La entrada de Carlos Sainz en Williams ha sido nada menos que una transformación sensacional, marcando un giro notable de los acontecimientos tras su inesperada salida de Ferrari. A medida que el piloto español asumió el volante en su temporada debut con el histórico equipo, no solo desafió las expectativas, sino que también superó a su antiguo empleador en una impresionante demostración de resiliencia y habilidad.
Durante su etapa en Ferrari, Sainz logró unas modestísimas cuatro victorias, a menudo jugando un papel secundario frente a Charles Leclerc en su búsqueda del Campeonato de Constructores. Sin embargo, el movimiento a Williams, un equipo con un legado histórico, le brindó a Sainz la oportunidad que anhelaba: “Sabía que iba a ser escuchado, bienvenido y que había poder para cambiar las cosas”, afirmó en una entrevista exclusiva, enfatizando su deseo de influencia y mejora dentro del equipo.
La temporada comenzó con desafíos, ya que Sainz luchó por encontrar su ritmo en las resbaladizas condiciones del Gran Premio de Australia, resultando en un desalentador inicio con solo un resultado en puntos en sus primeras cuatro carreras. Mientras tanto, su compañero de equipo, Alex Albon, brilló intensamente, asegurando tres resultados en puntos y demostrando una actuación dominante que dejó a Sainz persiguiendo. Sin embargo, a medida que avanzaba la temporada, el experimentado piloto comenzó a mostrar su innegable talento, acumulando gradualmente finales en el top 10 de la mitad inferior y sugiriendo su potencial para igualar los resultados de Albon.

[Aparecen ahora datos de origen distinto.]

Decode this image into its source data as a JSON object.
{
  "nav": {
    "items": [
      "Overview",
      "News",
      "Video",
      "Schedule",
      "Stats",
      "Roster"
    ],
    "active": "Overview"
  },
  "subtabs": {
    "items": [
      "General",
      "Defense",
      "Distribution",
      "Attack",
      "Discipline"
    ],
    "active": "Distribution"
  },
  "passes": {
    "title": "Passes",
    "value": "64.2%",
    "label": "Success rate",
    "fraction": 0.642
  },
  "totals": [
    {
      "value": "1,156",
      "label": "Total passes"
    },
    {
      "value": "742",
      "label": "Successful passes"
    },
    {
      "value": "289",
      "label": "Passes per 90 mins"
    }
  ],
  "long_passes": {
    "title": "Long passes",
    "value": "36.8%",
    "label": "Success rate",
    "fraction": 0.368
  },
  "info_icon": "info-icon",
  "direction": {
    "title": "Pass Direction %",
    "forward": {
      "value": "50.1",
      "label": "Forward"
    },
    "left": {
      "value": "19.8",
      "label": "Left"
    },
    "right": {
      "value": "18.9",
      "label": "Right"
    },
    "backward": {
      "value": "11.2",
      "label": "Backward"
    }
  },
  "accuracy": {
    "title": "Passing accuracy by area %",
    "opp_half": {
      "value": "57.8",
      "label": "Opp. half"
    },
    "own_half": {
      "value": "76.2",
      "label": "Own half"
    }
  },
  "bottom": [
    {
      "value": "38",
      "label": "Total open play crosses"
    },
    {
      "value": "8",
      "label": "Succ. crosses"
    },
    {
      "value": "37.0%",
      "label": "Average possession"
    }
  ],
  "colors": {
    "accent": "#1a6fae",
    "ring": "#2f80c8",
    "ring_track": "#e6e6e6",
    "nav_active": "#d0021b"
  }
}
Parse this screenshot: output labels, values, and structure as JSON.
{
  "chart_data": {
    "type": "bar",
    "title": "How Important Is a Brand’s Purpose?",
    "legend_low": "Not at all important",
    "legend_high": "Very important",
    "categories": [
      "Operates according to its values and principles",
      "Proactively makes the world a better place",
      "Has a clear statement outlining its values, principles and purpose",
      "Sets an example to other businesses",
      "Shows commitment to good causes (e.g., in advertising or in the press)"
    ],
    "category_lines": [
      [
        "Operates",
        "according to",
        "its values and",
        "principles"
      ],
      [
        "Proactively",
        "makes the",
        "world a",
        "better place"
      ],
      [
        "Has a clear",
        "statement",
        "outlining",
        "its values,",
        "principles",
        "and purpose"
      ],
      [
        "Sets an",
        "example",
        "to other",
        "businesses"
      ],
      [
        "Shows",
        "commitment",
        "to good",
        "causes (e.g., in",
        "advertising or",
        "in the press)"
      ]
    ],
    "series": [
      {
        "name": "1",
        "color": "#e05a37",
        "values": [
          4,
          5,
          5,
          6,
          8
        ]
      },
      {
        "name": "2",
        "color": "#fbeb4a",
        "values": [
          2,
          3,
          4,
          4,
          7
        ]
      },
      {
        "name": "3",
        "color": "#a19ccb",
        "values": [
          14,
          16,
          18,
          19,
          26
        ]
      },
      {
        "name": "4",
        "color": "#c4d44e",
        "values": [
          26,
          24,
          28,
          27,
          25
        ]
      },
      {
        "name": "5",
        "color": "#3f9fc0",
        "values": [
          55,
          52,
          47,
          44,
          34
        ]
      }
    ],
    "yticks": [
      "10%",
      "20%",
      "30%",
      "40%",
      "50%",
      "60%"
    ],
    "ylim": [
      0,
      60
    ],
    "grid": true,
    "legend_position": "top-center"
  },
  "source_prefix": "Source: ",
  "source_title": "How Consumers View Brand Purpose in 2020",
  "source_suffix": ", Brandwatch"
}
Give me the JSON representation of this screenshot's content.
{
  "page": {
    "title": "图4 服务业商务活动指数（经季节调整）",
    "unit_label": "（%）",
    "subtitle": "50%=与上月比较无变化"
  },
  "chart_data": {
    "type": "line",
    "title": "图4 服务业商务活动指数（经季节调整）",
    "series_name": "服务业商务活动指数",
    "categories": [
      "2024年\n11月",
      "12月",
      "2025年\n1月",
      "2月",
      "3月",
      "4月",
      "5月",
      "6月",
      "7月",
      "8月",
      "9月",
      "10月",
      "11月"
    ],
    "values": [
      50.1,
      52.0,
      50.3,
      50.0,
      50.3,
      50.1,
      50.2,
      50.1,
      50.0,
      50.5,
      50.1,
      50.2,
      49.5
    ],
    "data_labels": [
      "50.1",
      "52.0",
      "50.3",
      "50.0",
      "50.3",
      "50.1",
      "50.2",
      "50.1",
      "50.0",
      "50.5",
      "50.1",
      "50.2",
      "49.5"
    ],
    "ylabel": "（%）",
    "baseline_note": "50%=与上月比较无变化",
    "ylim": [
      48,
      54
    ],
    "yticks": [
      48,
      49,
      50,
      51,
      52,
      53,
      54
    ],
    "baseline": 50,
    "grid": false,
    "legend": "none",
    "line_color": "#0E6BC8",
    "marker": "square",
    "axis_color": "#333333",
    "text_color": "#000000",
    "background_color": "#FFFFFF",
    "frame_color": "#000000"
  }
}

Adaptarse al Williams FW47, un coche notablemente menos competitivo que el Ferrari que había conducido anteriormente, resultó ser una tarea desalentadora. Sainz expresó con franqueza sus luchas, afirmando: “No me siento particularmente a gusto con él… el coche tiene algunas debilidades que no puedo sortear.” Sus observaciones sobre las limitaciones del coche y las peculiaridades de su rendimiento subrayaron los desafíos que enfrentaba, pero también destacaron su determinación por desbloquear su potencial.
Un punto de inflexión llegó después del descanso de verano; Sainz emergió revitalizado y listo para aprovechar las oportunidades. En una emocionante sesión de clasificación en Bakú, logró un inicio en la primera fila, una hazaña que no había sido alcanzada por Williams en más de cuatro años. Este rendimiento culminó en un histórico podio en el Gran Premio de Azerbaiyán, marcando la primera aparición del equipo en el podio desde la extraordinaria carrera de George Russell en el Gran Premio de Bélgica de 2021. El logro de Sainz lo colocó entre un grupo selecto de pilotos, convirtiéndose en el segundo en subir al podio con McLaren, Ferrari y Williams, uniéndose a las filas del cuatro veces Campeón del Mundo Alain Prost.
El impulso continuó creciendo a medida que Sainz ofrecía actuaciones impresionantes en las carreras posteriores, incluyendo posiciones destacadas en Singapur y una sólida actuación en COTA, donde terminó séptimo. Su adaptabilidad brilló en Qatar, donde capitalizó oportunidades estratégicas para asegurar otro podio, superando las expectativas y superando a su antiguo equipo Ferrari en el proceso. En un giro asombroso, Sainz superó a Albon 48-3 en la última parte de la temporada, consolidando aún más su papel como un activo clave para Williams.
A medida que la temporada 2025 llegaba a su fin, Sainz concluyó a solo nueve puntos de Albon, un testimonio de su impacto en la revitalización de la fortuna de Williams. El equipo logró su mejor posición en el Campeonato de Constructores desde 2017, un logro notable que subraya el papel significativo que Sainz desempeñó en este cambio. Notablemente, su historial de mejorar cada equipo al que se ha unido a lo largo de su carrera en F1 de una década es evidente, ya que ha impulsado constantemente la mejora en Toro Rosso, Renault, McLaren, Ferrari y ahora Williams.
Mirando hacia la temporada 2026, la asociación entre Sainz y Williams tiene un enorme potencial. Con el equipo cambiando su enfoque hacia el desarrollo del coche de próxima generación y Sainz adquiriendo una experiencia invaluable, el escenario está preparado para un futuro emocionante. A medida que Williams se despide de la temporada 2025 con renovada esperanza, Carlos Sainz se encuentra al frente, listo para liderar la carga hacia una nueva era para el icónico equipo en la Fórmula 1.